Düşünüyorum, düşünüyorum ve ben işin içinden çıkıyorum da işin içinden çıkmayanları görünce de tebessüm edip, geçiyorum.

Neden mi?

    Bir ülkede sorunlar, toplum, insanlar ve insan hakları, yurttaş, yurttaşlık ve yurttaşlık hakları, gelir dengesizliği ve adaletsizliği, din, iman, inançlar, aklınıza geliyorsa olur, herkes de geçen trenlere bakar.

     Sonra "seçim dönemi" gelince, derin "kış uykusundan" uyanıyormuş gibi yapıp, yeniden derin "kış uykusuna" dalar?

    Ocak, Şubat, Mart. Derler ki zemheri aylarıdır.

    Zemheri (Mart'a da, denilir) kapıdan baktırır, kazma kürek yaktırır. Anlayacağınız evde ne kadar odun, ocak ne var ise yakıp ısınılır.

    Tabi, geçenlerde bir parti başkanı kendini öyle tanımlasa da bu "kurt" başka kurt, o başka "kurt".

   Kurt kışı (zemheriyi), geçirir de, yediği ayazı unutmazmış.

   Vallahi, o zaman bu kurtlar bile ülkemin insanlarından daha akıllı.

   Bu ülkede, sabah olan, akşama unutuluyor.

    Eeee, sonra?

    Sonrası çok romantik.

    Mart'ı bir geçtik mi, işimiz tamam. Bir yerinize "Mart karı" yağmadı ise.

    Geldik mi Nisan'a.

    Nisan, Mayıs ayları, gevşer gönül/insan yayları.

    Azıcık yay vardı gerilen, Nisan, Mayıs'ta da onlar gevşeyecekmiş, şimdi "buyur burdan yak!.."

   Ne var "Mayıs"ta? 

   SEÇİM!..

   Eyvah ki ne, eyvah. 

   Zaten freni zor tutan ahalinin bir de, "Mayıs"ta gönül yayları gevşedi mi, oldu da bitti, maşallah!..

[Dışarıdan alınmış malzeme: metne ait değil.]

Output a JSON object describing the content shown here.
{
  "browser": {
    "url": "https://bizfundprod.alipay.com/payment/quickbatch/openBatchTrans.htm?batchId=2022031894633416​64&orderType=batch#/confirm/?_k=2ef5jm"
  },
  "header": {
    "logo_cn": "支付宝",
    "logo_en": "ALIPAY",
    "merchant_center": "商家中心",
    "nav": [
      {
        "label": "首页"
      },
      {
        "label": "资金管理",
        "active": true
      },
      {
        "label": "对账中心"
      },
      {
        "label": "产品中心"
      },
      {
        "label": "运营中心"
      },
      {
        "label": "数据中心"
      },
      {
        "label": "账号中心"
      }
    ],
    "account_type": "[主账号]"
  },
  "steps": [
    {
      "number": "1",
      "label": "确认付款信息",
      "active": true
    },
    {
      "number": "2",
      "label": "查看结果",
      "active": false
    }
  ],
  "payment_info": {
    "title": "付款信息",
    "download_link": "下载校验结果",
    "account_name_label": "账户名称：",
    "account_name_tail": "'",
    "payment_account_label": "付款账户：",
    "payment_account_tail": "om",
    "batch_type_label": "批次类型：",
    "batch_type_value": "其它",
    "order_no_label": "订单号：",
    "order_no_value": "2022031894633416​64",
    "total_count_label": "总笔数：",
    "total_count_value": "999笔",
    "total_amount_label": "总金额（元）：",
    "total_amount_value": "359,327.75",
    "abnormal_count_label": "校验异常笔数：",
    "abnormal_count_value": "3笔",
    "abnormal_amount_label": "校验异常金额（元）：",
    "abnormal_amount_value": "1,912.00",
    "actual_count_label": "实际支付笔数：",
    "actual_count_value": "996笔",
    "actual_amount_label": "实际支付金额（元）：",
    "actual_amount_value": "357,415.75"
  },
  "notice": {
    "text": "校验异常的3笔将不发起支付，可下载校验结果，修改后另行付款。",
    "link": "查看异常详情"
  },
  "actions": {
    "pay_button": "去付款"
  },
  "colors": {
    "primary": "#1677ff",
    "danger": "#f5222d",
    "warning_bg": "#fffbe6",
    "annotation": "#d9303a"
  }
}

   Bu Mayıs'ı 2023 yılında kim akıl ettiyse, vay haline.

   Ya, bu memleketin en vukuatlı aylarındandır MAYIS.

    Ocak'ta bir şey var mı? Yok. Kaynayan tencere bile. Onu geç…

    Eh "Şubat", az acıklı "28 Şubat"ı vardır. O da, sol gösterip, sağ çakarak, ülkeyi rayından çıkan günlerdendir.

    "Mart"ın tek bilinen anısı vardı, "12 Mart". Öyle şeyler oldu ki, insanlar ona bile mum oldular. Tabi, Mamaklar, işkenceler, idamları bir kenara yazanlar asla unutmazlar.

    "Nisan" mı?

    Şaka yapmayın ya. Kos koca TBMM açıldı bir zamanlar 23'ünde.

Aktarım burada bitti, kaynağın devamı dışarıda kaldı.